I was a math major, but I had forgotten that there was a Fundamental Theorem of Calculus, and once I remembered that there was one, I couldn't remember what it said (they didn't say on NPR). So I made a note to look it up when I got back to my computer, so here it is.
And here is the LA Times obituary for Dr Leithold.
More Nashville post-trip notes
Sure, the Nashville blog conference had its share of Limbaugh-like dittoheads, but most of the people were very nice, and the part of Nashville the conference was held in, where the universities are, could be the college section of any city, but more stately and very pretty. I thought their university section was nicer than that of New Orleans, Madison or Cambridge. Maybe it looked so pretty because of the time of year, almost everywhere, early May is a nice time. I bet Mad-town looks pretty good this week too. And of course Palo Alto, where I lived for so long, is picture-post-card beautiful 365 days a year.

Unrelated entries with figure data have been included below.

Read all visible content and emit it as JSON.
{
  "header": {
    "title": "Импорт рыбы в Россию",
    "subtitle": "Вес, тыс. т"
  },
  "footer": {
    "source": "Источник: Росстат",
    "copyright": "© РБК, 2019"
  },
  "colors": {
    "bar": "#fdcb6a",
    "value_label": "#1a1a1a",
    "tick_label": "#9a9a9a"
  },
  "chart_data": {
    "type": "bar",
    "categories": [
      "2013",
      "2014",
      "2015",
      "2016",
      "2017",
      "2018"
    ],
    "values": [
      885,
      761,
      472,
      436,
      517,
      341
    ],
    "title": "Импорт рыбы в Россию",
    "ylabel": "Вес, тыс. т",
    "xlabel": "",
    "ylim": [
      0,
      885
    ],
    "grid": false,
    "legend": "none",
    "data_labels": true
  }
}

Three people stand out among my new Nashville aquaintances, two whose name I know; the other, I don't remember. The man without a name spoke with me after the Respectful Disagreement session to say he is politically a Christian conservative, but found my point of view interesting, and said that after the bashing I took in the session he felt he could spend two weeks talking with me and learn something through the whole time. I looked at him, a bit in disbelief, he was dressed very nicely, in the style of an artist. I told him if he were in San Francisco, I'd think he was a left-leaning Democrat. He told me he is an artist, but also is a conservative.

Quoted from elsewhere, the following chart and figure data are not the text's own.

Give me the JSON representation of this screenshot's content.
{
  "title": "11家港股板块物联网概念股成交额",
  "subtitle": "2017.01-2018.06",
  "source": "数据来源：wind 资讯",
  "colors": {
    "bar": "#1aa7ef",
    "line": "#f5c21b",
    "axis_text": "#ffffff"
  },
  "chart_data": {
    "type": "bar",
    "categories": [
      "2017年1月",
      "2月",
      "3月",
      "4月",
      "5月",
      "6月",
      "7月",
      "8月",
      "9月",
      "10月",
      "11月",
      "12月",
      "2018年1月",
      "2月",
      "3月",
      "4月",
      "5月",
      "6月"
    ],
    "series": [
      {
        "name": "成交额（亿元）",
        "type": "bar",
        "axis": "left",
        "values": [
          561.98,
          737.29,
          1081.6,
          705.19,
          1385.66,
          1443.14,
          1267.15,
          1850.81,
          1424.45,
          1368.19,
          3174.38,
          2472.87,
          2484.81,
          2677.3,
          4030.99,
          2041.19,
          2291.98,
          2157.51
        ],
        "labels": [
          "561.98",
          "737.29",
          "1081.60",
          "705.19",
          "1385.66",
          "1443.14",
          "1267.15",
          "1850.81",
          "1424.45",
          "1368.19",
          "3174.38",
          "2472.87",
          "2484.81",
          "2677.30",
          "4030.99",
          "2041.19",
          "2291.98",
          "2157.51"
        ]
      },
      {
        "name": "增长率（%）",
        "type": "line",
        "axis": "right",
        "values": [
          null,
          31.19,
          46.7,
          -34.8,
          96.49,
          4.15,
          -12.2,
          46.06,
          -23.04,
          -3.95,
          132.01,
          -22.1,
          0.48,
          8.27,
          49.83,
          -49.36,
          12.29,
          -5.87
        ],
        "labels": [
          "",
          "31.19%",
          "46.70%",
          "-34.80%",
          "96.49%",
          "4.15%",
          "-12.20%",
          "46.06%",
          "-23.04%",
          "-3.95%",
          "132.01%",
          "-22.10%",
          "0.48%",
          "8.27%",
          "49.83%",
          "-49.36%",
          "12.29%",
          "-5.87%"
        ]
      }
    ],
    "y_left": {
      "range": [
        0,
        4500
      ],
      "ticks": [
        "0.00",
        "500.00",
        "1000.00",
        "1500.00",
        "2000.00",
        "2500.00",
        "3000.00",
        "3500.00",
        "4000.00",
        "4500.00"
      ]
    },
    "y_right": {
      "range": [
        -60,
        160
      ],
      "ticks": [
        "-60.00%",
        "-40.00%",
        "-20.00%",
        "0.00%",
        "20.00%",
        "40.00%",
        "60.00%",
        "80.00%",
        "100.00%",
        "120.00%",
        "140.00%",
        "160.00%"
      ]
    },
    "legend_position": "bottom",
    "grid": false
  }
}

I said I felt the same way he does. Given the incongruence of his appearance and his politics, and the fact that he had the self and mutual respect to be generous with a stranger in his hometown, told me there's a grace to conservatives that you would never see if you let the louts speak for all of them. If I were in his shoes, I would have done the same. Make sure that the guest knows that the loudmouths don't speak for everyone. Maybe then that would appear in the stranger's blog a few days after the conference.

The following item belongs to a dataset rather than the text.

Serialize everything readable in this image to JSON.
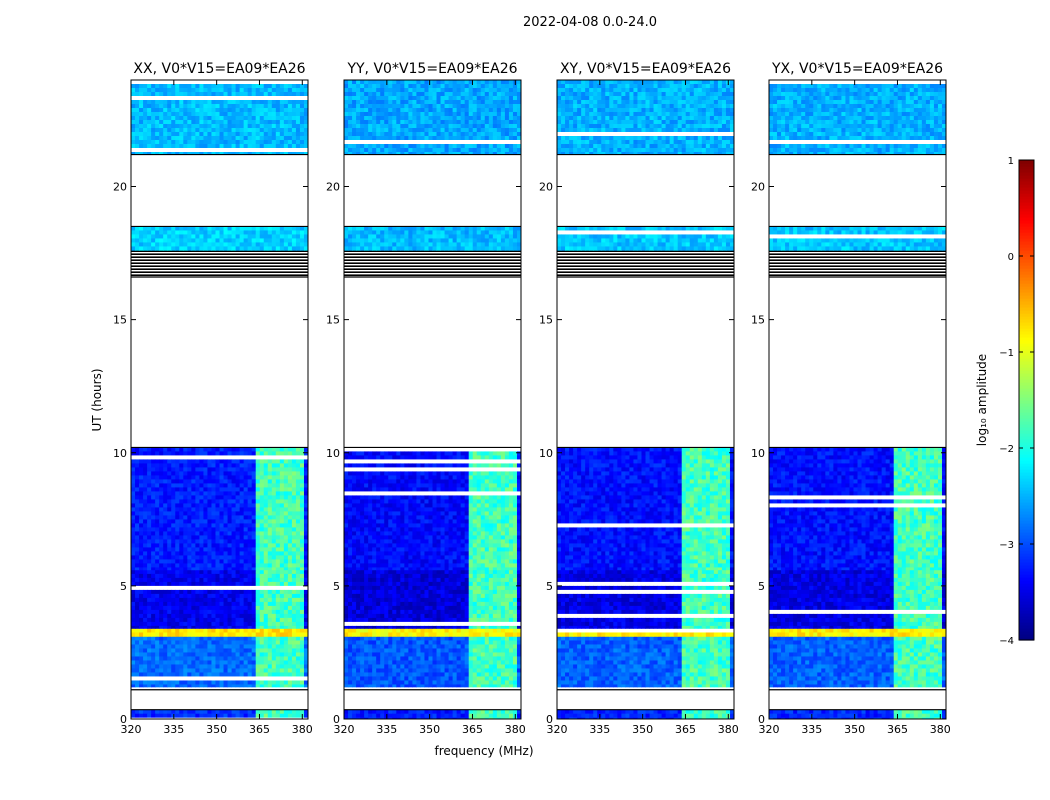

I also met Nick Bradbury, a Nashville native, and developer of the FeedDemon feed reader. He's a soft-spoken, gentle, thoughtful man. Can't tell what his politics are, and I didn't ask, possibly because we come from such a politically charged technologic place, the world of RSS. It's always good to have a face to put with a name.
My host for the trip was Rex Hammock, who is a very nice guy, and probably a Republican, something I teased him about endlessly (don't worry he found something to tease me with too). He's an interesting guy, one of the few people with a blog who I seem to always agree with. Even so, he's the blogger who met with President Bush a couple of years ago. How could it be that I always agree with someone who would be invited to such a meeting? (To be clear, I would have accepted the invite myself, had it been offered, but the Republicans don't even allow people like myself to cover their national convention.) I think friendships like this, that are in themselves conundrums, are more important in some ways that friendships between people whose politics are identical. Between Rex and myself there's a clue, some value, a fundamental theorum, that's more important than whether you vote Democratic or Republican.
Anyway, Rex was a fantastic, generous host. I hope someday to be able to return the favor. (But first I have to decide where I'm going to live!)